Other brands have released ads providing messages of support during this time of global crisis. Guinness’ St. Patrick’s Day ad included messages of solidarity to communities, advising customers to celebrate the Irish holiday safely and sensibly. The brewer also committed $500,000 to its ‘Guinness Gives Back’ fund to help local communities.
In China, some brands and influencers have been posting content that appears to market the facemask worn by many during this crisis, as a facial accessory. In one case, an influencer has posted an “outbreak make up” routine, promoting smudge-proof lipstick and foundation, which can be worn beneath a facemask.
In yet another blow to healthcare professionals, social media appears to have become a “hot bed of dubious tips”, reports online magazine, Wired.
In March 2020, social media sites, including Facebook and Instagram, pledged to temporarily remove ad listings for facemasks. The sites also banned listings for products that falsely claimed that certain products are in limited supply or that promoted fake cures.

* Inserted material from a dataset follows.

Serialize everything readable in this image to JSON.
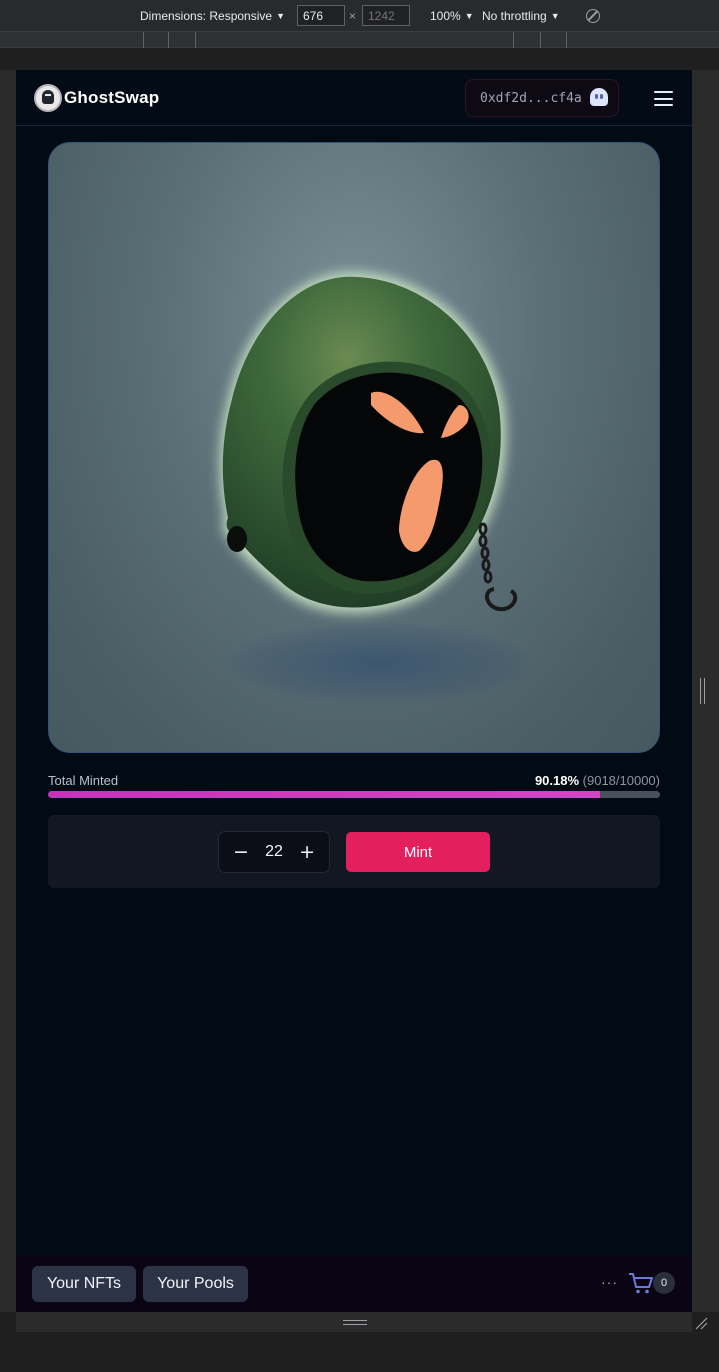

eBay also banned listings that purported to sell facemasks, hand sanitizer and disinfectant wipes. Although it appears that, in the UK at least, that ban was also temporary—in the wake of the initial panic surrounding the then impending lockdown. Now that stocks of supplies have been replenished, listings on the site have resumed. Amazon had also imposed similar measures, removing listings that sold such items at an inflated price.
Brands should consider the content of their ads carefully while the world deals with the outbreak of the coronavirus. Advertisers and their agencies need to balance the desire to market products and generate goodwill and positive publicity with social responsibility and the risk of any public backlash or further government restrictions.